Этот свист и щелчки, эта дрожь и шипенье, двоясь, обрастая высокими тонами в деке, — стихают, замолкают стихи и, молчащие в столбик, стоят, затаив до читающего речевое дыханье. Мир распахнут и ждёт; на страницах его, что в кино, шевелящиеся муравьи переносят значенья, опускается ночь, наши тени уходят стеной, растянувшись улыбчиво и неестественно через. Но оно продолжается, шоу твоё (покажи), даже если здесь вымерли зрители, и тараканы из голов их ушли и продолжили личную жизнь за границею жизни земной, приземлённой (покажешь?) Этот свист и щелчки, это дрожь и шипенье, и спесь пережившего опыт кромешного света и выси — это там не берут, это нужно, наверное, здесь, между створками книги, хранящей осенние листья.
цицерон цезарь гораций катулл вергилий золотая латынь просыпающаяся светом сквозь прорехи времени сказанные другими в нестерпимой яви доступной одной лишь смерти от паденья римской империи до паденья с высоты олимпийских круч — на лопатки в скудный огород петрушки где я озираюсь где я забывая тем самым уже навсегда откуда но кольнёт знакомо номер четыре семь шесть в лобовом стекле автобуса как в музее крутанётся улица и остановит сердце а глаза людей окажутся колизеем
Господствует сентябрь. На головах златятся кроны трепетно и влажно, министр дворник с древностью бумажной в совке идёт, и стелется трава… (Вчерась он был дровами на траве, отсюда уст переворотный смайлик и тремор длани. Общая помятость передаёт торжественный привет морщинистой сиюсекундной луже). А это я из дому выхожу, иду, иду, нет, всё-таки брожу по кружеву (а, между тем, снаружи всем кажется, что я иду себе на службу, может, просто раньше вышла…), а на ковре печальным счастьем вышит прошедших дней остановимый бег.
Облик осени сквозит в ветках неба и в рогатом настороженном монстре, про который, говоря, что — троллейбус, понимают, что живой (одна морда чего стоит…). На дорогах разбросан хаотически хронический шелест, осень шепчется, шуршится белёсо, озирается, свернув себе шею. Осень, что это? Очнись, полюбуйся: у акации рожок пахнет сладко, он раздавлен пешеходом обутым, он оставлен миром в мокром осадке, неразборчиво помешан с листвою, и удар его пронзительно точен. Так охотятся на смерть из двустволки, обрывают речь серебряной точкой.
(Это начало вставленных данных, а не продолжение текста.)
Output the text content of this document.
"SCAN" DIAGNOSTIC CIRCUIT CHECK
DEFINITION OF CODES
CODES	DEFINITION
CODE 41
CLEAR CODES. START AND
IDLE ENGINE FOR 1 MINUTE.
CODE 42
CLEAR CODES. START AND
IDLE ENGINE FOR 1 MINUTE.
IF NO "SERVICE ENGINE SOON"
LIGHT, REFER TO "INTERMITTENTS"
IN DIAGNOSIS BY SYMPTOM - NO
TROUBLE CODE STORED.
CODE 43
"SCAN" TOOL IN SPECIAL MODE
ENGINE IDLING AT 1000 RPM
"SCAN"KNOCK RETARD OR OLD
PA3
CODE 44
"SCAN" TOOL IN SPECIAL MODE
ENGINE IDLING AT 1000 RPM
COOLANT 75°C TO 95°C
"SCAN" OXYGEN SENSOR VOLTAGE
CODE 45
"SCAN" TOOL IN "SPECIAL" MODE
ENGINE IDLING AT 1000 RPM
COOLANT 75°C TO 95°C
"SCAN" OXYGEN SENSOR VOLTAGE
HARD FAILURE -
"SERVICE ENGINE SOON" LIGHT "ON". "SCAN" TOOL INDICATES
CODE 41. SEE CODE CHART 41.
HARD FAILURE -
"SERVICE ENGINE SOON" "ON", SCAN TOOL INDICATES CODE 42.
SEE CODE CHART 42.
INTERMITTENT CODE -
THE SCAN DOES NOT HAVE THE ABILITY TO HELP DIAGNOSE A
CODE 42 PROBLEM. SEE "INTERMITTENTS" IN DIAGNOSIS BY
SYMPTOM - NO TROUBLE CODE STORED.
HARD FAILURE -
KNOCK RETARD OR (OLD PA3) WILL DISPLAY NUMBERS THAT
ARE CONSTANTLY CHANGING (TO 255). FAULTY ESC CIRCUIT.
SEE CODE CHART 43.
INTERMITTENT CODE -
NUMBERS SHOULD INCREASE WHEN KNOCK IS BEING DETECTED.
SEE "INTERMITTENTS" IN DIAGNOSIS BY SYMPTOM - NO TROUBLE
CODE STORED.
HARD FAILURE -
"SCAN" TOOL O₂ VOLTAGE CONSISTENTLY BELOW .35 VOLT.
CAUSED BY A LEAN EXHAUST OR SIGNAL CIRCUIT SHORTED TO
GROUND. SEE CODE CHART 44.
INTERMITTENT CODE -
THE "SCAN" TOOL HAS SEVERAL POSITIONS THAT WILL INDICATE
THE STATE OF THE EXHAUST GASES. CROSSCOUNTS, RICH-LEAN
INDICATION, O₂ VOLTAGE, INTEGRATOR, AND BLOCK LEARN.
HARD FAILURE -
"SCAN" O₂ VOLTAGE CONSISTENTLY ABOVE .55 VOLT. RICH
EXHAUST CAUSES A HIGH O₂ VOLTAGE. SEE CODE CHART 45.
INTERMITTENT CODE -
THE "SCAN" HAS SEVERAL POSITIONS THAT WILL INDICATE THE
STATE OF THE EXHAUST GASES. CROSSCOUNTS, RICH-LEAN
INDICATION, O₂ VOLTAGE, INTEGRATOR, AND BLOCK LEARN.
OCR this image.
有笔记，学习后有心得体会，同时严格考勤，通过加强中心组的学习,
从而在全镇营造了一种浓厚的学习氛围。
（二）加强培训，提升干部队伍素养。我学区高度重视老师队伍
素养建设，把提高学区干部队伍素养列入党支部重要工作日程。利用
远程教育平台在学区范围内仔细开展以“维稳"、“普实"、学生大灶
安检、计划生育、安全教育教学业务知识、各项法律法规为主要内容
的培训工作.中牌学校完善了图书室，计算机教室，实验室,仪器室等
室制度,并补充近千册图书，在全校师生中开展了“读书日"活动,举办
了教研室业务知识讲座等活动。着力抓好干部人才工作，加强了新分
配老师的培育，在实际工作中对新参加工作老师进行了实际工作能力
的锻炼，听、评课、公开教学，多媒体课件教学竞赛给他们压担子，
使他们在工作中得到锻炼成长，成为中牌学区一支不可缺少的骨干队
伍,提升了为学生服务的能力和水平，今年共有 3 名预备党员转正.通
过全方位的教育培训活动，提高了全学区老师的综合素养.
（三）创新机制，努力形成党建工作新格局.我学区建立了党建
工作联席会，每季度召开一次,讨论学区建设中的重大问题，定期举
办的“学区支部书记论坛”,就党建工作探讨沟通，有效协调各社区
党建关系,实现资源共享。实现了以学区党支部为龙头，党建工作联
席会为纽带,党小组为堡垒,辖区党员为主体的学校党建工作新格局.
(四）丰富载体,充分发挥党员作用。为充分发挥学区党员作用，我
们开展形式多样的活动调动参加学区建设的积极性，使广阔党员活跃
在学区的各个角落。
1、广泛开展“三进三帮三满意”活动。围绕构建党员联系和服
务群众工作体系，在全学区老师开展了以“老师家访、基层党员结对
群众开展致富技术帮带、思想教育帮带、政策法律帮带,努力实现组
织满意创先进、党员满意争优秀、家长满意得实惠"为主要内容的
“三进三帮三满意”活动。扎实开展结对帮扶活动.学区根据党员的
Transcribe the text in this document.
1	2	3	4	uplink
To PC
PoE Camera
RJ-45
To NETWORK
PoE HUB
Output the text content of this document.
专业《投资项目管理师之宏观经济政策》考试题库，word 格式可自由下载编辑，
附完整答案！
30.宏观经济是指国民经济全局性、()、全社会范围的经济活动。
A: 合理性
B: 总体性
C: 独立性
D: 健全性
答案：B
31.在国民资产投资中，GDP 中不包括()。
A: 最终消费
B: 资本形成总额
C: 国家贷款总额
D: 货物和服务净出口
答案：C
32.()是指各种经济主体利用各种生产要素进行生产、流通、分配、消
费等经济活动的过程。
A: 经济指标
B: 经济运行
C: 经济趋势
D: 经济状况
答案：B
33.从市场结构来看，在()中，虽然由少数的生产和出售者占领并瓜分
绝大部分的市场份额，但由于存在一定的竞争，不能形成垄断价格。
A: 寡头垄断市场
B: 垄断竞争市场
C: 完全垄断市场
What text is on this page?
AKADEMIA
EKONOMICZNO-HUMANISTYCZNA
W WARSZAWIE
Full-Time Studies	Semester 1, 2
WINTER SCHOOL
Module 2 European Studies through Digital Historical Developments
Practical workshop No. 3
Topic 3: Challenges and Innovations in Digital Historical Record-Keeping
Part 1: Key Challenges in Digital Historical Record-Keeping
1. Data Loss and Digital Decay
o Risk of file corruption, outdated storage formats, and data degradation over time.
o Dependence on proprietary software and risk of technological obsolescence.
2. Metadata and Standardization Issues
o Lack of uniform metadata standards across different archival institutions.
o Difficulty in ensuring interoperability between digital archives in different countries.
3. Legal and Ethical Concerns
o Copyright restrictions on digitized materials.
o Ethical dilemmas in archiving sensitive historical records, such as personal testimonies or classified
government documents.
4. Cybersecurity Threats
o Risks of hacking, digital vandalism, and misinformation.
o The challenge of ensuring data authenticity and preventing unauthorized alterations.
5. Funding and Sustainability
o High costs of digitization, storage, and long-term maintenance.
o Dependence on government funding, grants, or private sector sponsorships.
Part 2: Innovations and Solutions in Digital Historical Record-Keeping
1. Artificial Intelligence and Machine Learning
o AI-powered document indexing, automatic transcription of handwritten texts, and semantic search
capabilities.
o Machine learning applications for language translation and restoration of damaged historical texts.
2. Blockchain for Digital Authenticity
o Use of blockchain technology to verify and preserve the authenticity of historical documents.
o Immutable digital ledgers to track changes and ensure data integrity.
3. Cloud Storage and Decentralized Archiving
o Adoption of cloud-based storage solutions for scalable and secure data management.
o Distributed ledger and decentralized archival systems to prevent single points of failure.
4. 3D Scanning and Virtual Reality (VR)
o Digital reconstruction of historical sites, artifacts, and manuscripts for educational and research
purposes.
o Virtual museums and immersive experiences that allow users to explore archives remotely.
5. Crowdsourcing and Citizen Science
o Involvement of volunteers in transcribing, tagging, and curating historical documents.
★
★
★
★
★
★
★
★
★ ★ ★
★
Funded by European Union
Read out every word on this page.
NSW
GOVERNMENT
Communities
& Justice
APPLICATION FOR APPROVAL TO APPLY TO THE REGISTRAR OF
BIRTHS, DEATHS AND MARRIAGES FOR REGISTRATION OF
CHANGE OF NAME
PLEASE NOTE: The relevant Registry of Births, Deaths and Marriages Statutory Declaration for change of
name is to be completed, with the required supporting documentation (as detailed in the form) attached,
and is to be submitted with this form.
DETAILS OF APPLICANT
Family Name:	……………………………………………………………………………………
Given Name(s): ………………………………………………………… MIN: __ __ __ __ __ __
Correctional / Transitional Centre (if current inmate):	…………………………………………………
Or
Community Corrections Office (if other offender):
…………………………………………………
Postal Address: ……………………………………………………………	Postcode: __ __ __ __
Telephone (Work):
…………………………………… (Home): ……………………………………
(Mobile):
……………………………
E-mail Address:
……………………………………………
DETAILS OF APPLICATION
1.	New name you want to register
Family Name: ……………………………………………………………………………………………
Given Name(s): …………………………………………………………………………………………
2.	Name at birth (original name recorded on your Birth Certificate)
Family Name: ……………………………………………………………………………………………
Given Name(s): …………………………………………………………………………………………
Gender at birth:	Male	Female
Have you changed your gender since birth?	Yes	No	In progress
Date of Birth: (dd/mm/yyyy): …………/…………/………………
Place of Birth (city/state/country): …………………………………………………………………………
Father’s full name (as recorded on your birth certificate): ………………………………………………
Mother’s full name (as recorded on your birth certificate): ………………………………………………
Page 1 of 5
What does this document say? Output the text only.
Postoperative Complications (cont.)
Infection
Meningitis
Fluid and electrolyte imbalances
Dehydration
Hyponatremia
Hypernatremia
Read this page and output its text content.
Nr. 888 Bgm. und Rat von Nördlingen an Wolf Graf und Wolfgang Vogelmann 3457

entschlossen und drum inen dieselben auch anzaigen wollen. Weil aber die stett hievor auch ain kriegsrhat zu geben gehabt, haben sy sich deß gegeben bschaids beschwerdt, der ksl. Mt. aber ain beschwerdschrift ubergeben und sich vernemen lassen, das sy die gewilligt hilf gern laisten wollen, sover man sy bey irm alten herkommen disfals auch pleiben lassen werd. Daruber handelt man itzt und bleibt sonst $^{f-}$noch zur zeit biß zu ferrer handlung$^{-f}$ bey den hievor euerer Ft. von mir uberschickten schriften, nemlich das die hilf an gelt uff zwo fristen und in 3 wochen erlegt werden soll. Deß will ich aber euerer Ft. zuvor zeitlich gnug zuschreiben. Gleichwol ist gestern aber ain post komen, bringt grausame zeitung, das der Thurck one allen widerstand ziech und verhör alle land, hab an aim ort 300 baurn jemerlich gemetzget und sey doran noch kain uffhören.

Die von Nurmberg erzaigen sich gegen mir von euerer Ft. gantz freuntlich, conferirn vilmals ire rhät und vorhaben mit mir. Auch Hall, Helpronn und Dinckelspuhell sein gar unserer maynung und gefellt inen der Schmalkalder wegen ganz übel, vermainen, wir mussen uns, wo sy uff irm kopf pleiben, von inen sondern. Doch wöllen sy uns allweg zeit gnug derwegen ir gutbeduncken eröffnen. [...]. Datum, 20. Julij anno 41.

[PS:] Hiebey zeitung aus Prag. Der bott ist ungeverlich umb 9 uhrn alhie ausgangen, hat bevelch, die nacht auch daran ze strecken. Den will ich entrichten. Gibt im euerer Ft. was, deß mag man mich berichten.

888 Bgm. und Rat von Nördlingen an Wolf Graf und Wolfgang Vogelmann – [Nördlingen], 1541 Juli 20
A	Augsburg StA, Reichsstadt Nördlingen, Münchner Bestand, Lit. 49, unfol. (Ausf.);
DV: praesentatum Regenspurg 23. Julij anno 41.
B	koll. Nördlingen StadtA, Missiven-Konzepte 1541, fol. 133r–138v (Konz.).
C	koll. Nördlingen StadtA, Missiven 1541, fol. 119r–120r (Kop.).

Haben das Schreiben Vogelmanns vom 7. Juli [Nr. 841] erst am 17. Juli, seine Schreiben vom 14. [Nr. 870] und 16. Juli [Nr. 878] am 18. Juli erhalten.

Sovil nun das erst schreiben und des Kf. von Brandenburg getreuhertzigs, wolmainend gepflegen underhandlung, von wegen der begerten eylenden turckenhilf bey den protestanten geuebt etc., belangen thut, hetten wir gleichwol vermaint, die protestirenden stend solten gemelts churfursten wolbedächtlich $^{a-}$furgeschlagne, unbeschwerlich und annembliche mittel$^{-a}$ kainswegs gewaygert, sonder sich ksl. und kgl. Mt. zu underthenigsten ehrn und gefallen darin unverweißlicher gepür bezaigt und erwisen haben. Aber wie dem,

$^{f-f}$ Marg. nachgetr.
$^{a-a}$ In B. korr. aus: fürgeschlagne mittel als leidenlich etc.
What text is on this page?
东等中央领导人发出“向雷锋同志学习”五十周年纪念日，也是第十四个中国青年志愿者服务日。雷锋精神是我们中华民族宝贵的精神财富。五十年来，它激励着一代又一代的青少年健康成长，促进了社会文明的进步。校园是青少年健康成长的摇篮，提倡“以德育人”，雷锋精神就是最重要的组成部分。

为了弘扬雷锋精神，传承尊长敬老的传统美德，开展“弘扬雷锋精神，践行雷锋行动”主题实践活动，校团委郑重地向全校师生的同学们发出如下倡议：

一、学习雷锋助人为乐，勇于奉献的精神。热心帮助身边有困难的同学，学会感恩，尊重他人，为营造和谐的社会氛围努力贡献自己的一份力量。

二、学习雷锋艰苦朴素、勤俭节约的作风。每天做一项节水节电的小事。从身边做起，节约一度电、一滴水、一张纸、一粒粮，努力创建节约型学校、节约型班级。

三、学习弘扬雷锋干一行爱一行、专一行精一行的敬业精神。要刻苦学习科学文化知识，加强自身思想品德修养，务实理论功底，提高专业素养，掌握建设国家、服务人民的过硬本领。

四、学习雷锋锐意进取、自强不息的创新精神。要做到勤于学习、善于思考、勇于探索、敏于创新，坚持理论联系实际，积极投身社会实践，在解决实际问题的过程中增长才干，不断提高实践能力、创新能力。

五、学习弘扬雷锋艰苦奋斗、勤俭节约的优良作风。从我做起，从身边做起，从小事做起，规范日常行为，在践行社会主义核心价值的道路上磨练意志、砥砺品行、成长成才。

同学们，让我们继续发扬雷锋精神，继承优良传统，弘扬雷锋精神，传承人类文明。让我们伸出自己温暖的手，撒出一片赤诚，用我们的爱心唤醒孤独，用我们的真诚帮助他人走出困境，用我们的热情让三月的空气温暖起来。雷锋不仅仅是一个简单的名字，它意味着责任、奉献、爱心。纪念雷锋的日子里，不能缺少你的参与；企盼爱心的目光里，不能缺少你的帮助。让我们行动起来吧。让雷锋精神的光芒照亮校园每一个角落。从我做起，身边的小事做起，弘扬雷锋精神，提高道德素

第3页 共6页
Господи, отведи — беду, стрелу. Стрелочку — переведи, чтобы секунды, сбившись на миг один, снова построились в череду, мяту, ромашку, липу, душистый хмель в чайнике маленьком, вечером, перед — сном… Господи, воля Твоя… только — будь со мной, не оставляй меня, как наступит — смерть.
в это пламя сквозящее мимо пространств заплывает зрачок и не видит другое голос хора церковного жаром костра опаляет всё нёбо сведённое горло расписного собора, а пламя летит — с фитилька в бесконечное странствие духа и становится звуком вон там на пути к тишине Его пламени ставшему слухом
Роюсь в словарях, наслаждаясь прелью желтоватых листов в мелкой сыпи ятей. Ничего не поделаешь: гены предков. Книжный червь, точилище знаний, яблок, от которых многие же печали… Погружаюсь в буквы, что в черноземье, это ход наружу, он — нескончаем, потому что жить в словаре — блаженство. Покрываюсь росписью и, запретно табуретку томом увысив Даля, превращаюсь в книгу и в самый крепкий сон, мороз, маразм на лету впадаю.
Бог — категория состояния (при глаголе бытия), исполненная любовью и свободой. А кто говорит о Боге, как об имени, знает, конечно, больше, но вот чувствует хуже. Сижу на кухне, чувствую себя плохо.
Сквозь опыт безвозвратности, когда кричишь вдогонку, шаря по карманам, но вор — сбежал, и кажется нормальным закрыть глаза и отмотать назад секунду за секундой, размещая во времени события не так — идти быстрее или вовсе встать, чтоб отменить внезапное несчастье. Но мир нелепо крутится, живёт, смеётся, разговаривает, дышит, идёт вперёд, как вор, и если слышит твой крик — не обернётся на него.